“It is a big city, ” said Glenn Kelly, 57, who has lived in the neighborhood for 36 years and helped found Friends of Carroll Park, which looks after the park. When he first led the group in the early 1990s, graffiti and vandalism were common, he said; now the playgrounds are crowded with young children.
“I don’t mean to dismiss what has happened, ” Mr. Kelly said, “but we don’t gain anything by getting all bent out of shape. This is not unusual in human history — even though it is unusual for our park.”
News of the episodes spread after Mr. Kelly’s wife, Katia Kelly, wrote about them on her neighborhood blog, Pardon Me for Asking. A local resident had e-mailed Ms. Kelly to say his teenage son had spent several hours in the hospital after being knocked unconscious during the afternoon fight. “Tell your kids to steer clear, ” he wrote. No one was hurt in the shooting.
Though the park was full of children on Wednesday afternoon, the recent violence was not far from parents’ minds.
“This is where they play before we go to dinner, ” said Maria Lozada, holding her toddler daughter. She said that she would be more cautious when teenagers seemed to be gathering in the park, but that she would not stop coming.

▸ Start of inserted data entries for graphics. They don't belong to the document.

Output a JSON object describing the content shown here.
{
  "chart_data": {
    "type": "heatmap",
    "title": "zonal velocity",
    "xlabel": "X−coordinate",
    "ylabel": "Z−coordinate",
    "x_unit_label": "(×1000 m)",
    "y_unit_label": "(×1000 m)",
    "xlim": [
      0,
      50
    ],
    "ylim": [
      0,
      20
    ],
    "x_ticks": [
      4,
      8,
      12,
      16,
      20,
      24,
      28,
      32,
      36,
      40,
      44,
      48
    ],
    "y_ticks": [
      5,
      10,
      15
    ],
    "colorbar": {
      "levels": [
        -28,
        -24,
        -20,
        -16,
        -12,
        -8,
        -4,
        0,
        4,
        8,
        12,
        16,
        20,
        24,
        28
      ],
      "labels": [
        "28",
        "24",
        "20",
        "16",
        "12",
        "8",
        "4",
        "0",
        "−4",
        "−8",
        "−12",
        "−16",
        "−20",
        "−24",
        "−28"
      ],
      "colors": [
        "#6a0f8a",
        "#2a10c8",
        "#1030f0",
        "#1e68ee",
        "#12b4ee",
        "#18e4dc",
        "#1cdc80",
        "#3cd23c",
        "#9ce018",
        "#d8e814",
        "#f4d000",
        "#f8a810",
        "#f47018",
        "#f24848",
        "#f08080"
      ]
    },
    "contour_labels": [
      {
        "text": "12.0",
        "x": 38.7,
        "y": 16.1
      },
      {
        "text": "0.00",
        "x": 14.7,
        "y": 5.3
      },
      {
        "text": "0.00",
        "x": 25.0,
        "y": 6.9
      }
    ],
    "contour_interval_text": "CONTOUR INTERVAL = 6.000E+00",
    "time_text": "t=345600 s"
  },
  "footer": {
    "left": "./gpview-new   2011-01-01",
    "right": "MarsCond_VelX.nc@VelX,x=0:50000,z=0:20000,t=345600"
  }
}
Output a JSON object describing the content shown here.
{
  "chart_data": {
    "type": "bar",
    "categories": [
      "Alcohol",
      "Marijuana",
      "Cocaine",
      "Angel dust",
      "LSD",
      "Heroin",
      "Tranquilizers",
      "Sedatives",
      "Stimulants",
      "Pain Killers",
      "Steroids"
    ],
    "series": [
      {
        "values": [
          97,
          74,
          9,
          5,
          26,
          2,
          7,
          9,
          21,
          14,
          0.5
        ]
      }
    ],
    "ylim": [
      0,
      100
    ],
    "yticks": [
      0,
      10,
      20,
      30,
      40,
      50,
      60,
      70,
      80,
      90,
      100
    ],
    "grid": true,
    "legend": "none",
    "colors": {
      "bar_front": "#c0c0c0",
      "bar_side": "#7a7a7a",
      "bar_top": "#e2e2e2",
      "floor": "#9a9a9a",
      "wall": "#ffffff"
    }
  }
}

City Councilman Brad Lander, a Democrat who represents Carroll Gardens, said the local police inspector had assured him that the precinct would be sending more plainclothes and uniformed officers to the park area.
He said there was a “reasonable likelihood” that the afternoon fight and the evening shooting were connected.
Rubbing up against the brownstones and cafes of Carroll Gardens are the Red Hook and Gowanus housing projects. Several teenagers in the park said the fight had broken out between a gang from the Red Hook Houses and other teenagers.
“I feel like there’s such a divide in this neighborhood, ” said Sophie McKane, who was sharing a cup of frozen yogurt with her young sons on a park bench. “It’s so wealthy and gentrified, but there’s real deprivation alongside incredible wealth.”
But many of the teenagers who come to the park after school are not from Red Hook or Gowanus, instead living as far away as Harlem, the Bronx, and Crown Heights and Brownsville, both in Brooklyn. They commute by subway every morning from neighborhoods very different from Carroll Gardens.
To T. J. Smith, 17, a senior at Brooklyn School for Collaborative Studies who said he rides three subway lines from his home in Brownsville to get to school each day, the contrast can be surreal.